We can no longer assume that, after selective logging, the forest ecosystem recovers on a trajectory towards its primary (pre-disturbance) state or can keep biomass and biodiversity within their old-growth levels (Odum et al. 1971). This research suggests instead that, although in most of the plots analysed only a few commercial trees per hectare are removed, a large structural alteration of the whole ecosystem causes the decline of biodiversity and ecosystem services (in our case carbon storage in terms of biomass). Moreover, our findings suggest that the delay required for a near-complete recovery after a round of selective logging is heavily dependent on the amount of damage inflicted by the logging activities: in Sierra Leone a customary 30 years long pause between consecutive logging rounds could be sufficient for “well-logged” plots to recover the same arboreal density as the “unlogged” plots (even if it does not always ensure the same tree species richness), but would be largely inadequate for the more intensely harvested “logged” plots.

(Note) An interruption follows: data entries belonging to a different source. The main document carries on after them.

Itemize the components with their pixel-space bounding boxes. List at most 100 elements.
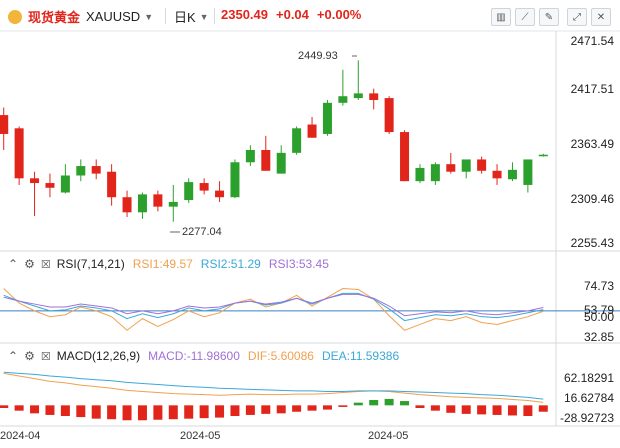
candle-body bbox=[461, 159, 471, 172]
dif-value: DIF:5.60086 bbox=[247, 349, 314, 363]
settings-icon[interactable]: ⚙ bbox=[24, 349, 35, 363]
macd-histogram-bar bbox=[168, 405, 178, 420]
macd-histogram-bar bbox=[446, 405, 456, 413]
date-label: 2024-04 bbox=[0, 430, 41, 442]
date-label: 2024-05 bbox=[368, 430, 409, 442]
rsi-axis-tick: 53.79 bbox=[583, 303, 614, 317]
rsi1-value: RSI1:49.57 bbox=[132, 257, 193, 271]
candle-body bbox=[446, 164, 456, 172]
candle-body bbox=[0, 115, 9, 134]
macd-histogram-bar bbox=[538, 405, 548, 412]
macd-histogram-bar bbox=[400, 401, 410, 406]
candle-body bbox=[492, 170, 502, 179]
macd-histogram-bar bbox=[338, 405, 348, 407]
macd-histogram-bar bbox=[477, 405, 487, 415]
macd-histogram-bar bbox=[492, 405, 502, 415]
symbol-selector[interactable]: 现货黄金 XAUUSD ▼ bbox=[8, 7, 153, 26]
macd-histogram-bar bbox=[91, 405, 101, 419]
candle-body bbox=[369, 93, 379, 100]
rsi1-line bbox=[3, 288, 544, 331]
macd-histogram-bar bbox=[507, 405, 517, 416]
macd-histogram-bar bbox=[153, 405, 163, 420]
candle-body bbox=[430, 164, 440, 182]
macd-histogram-bar bbox=[353, 402, 363, 406]
price-axis-tick: 2309.46 bbox=[570, 192, 614, 206]
candle-body bbox=[322, 102, 332, 134]
dif-line bbox=[3, 372, 544, 403]
current-price: 2350.49 bbox=[221, 7, 268, 22]
symbol-name: 现货黄金 bbox=[28, 10, 81, 25]
macd-histogram-bar bbox=[430, 405, 440, 411]
candle-body bbox=[215, 190, 225, 198]
macd-value: MACD:-11.98600 bbox=[148, 349, 240, 363]
candle-body bbox=[230, 162, 240, 198]
chevron-down-icon: ▼ bbox=[199, 11, 209, 22]
macd-histogram-bar bbox=[461, 405, 471, 414]
macd-histogram-bar bbox=[415, 405, 425, 408]
macd-histogram-bar bbox=[107, 405, 117, 420]
candle-body bbox=[523, 159, 533, 185]
macd-histogram-bar bbox=[292, 405, 302, 412]
dea-value: DEA:11.59386 bbox=[321, 349, 400, 363]
price-change: +0.04 bbox=[276, 7, 309, 22]
rsi2-value: RSI2:51.29 bbox=[200, 257, 261, 271]
macd-histogram-bar bbox=[137, 405, 147, 421]
price-change-pct: +0.00% bbox=[316, 7, 362, 22]
fullscreen-icon[interactable]: ⤢ bbox=[567, 8, 587, 26]
macd-histogram-bar bbox=[122, 405, 132, 421]
macd-histogram-bar bbox=[369, 400, 379, 406]
collapse-icon[interactable]: ⌃ bbox=[8, 257, 19, 271]
candle-body bbox=[292, 128, 302, 153]
macd-histogram-bar bbox=[245, 405, 255, 415]
close-icon[interactable]: ✕ bbox=[591, 8, 611, 26]
high-annotation: 2449.93 bbox=[298, 50, 338, 62]
macd-histogram-bar bbox=[322, 405, 332, 410]
rsi-axis-tick: 50.00 bbox=[583, 310, 614, 324]
macd-histogram-bar bbox=[0, 405, 9, 408]
macd-histogram-bar bbox=[276, 405, 286, 414]
candle-body bbox=[400, 132, 410, 182]
candle-body bbox=[477, 159, 487, 171]
toolbar-divider bbox=[214, 8, 215, 24]
price-axis-tick: 2471.54 bbox=[570, 34, 614, 48]
rsi3-line bbox=[3, 293, 544, 317]
macd-histogram-bar bbox=[230, 405, 240, 416]
macd-label: MACD(12,26,9) bbox=[56, 349, 141, 363]
dea-line bbox=[3, 371, 544, 400]
low-annotation: 2277.04 bbox=[182, 226, 222, 238]
close-icon[interactable]: ☒ bbox=[40, 258, 51, 271]
macd-axis-tick: 62.18291 bbox=[563, 371, 614, 385]
price-axis-tick: 2417.51 bbox=[570, 82, 614, 96]
candle-body bbox=[76, 166, 86, 176]
indicators-icon[interactable]: ⟋ bbox=[515, 8, 535, 26]
candle-body bbox=[30, 178, 40, 184]
rsi-axis-tick: 74.73 bbox=[583, 279, 614, 293]
chart-settings-icon[interactable]: ▥ bbox=[491, 8, 511, 26]
candle-body bbox=[153, 194, 163, 207]
candle-body bbox=[538, 154, 548, 157]
rsi2-line bbox=[3, 292, 544, 322]
interval-selector[interactable]: 日K ▼ bbox=[174, 7, 209, 26]
macd-histogram-bar bbox=[215, 405, 225, 418]
settings-icon[interactable]: ⚙ bbox=[24, 257, 35, 271]
candle-body bbox=[60, 175, 70, 193]
candle-body bbox=[14, 128, 24, 179]
close-icon[interactable]: ☒ bbox=[40, 350, 51, 363]
gold-coin-icon bbox=[8, 9, 22, 24]
candle-body bbox=[307, 124, 317, 138]
candle-body bbox=[91, 166, 101, 174]
price-readout: 2350.49 +0.04 +0.00% bbox=[221, 7, 361, 22]
candle-body bbox=[184, 182, 194, 201]
macd-header: ⌃ ⚙ ☒ MACD(12,26,9) MACD:-11.98600 DIF:5… bbox=[8, 349, 399, 363]
macd-histogram-bar bbox=[307, 405, 317, 411]
macd-histogram-bar bbox=[76, 405, 86, 418]
macd-axis-tick: -28.92723 bbox=[559, 411, 614, 425]
collapse-icon[interactable]: ⌃ bbox=[8, 349, 19, 363]
rsi-axis-tick: 32.85 bbox=[583, 330, 614, 344]
candle-body bbox=[168, 201, 178, 207]
candle-body bbox=[384, 98, 394, 133]
draw-icon[interactable]: ✎ bbox=[539, 8, 559, 26]
candle-body bbox=[338, 96, 348, 103]
candle-body bbox=[507, 169, 517, 180]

It is very likely that changes of the dynamics of niches consolidated over hundreds or thousands of years (Cazzolla Gatti 2011) in tropical forests due to the removal of certain key tree species lead to the development of dynamics (Herbohn and Congdon 1993; Thompson et al. 2009; Pan et al. 2011) that decrease the integrity of the system (density-dependent effects). Further investigations on later effects (> 50 years after logging) could shed light on these dynamics. Moreover, we showed that the structural changes, vines and weeds growth and alteration of the dynamics among species belonging to different layers are the main consequences of the logging and a clear explanation of the observed effects on biodiversity (Duffy et al. 2007) and carbon stocks. At the same time, the reduction of populations of large herbivorous mammals, the prevalence of wind-dispersed seeds and the increased competition between shade-tolerant species when exposed to sunlight in the forest that have been logged selectively, could be contributory factors that are collectively significant in explaining the effects documented (White 1994; Voysey et al. 1999; White and Tutin 2001).

Summarizing, this paper suggests that selective logging has several important negative effects on forest structure, dynamics, biodiversity and ecosystem services and that these effects can be truly evaluated only in the long term by analysing the evolving dynamics of repeated logging and not the mean structural values but the indices linked to the arboreal density.

The attention should be paid not just to totally destructive practices such as deforestation (clear-cutting) for alternative land uses (crops or grazing, commonly in the Amazon, or the palm oil plantations that are typical of South-east Asia), but also to the selective logging of the last virgin forests of Africa, which may be a more serious cause of forest degradation than what has been thought to date. These first results suggest that it will be crucial to increase research about the key question for forest management and conservation: is selective logging really sustainable for primary tropical forests?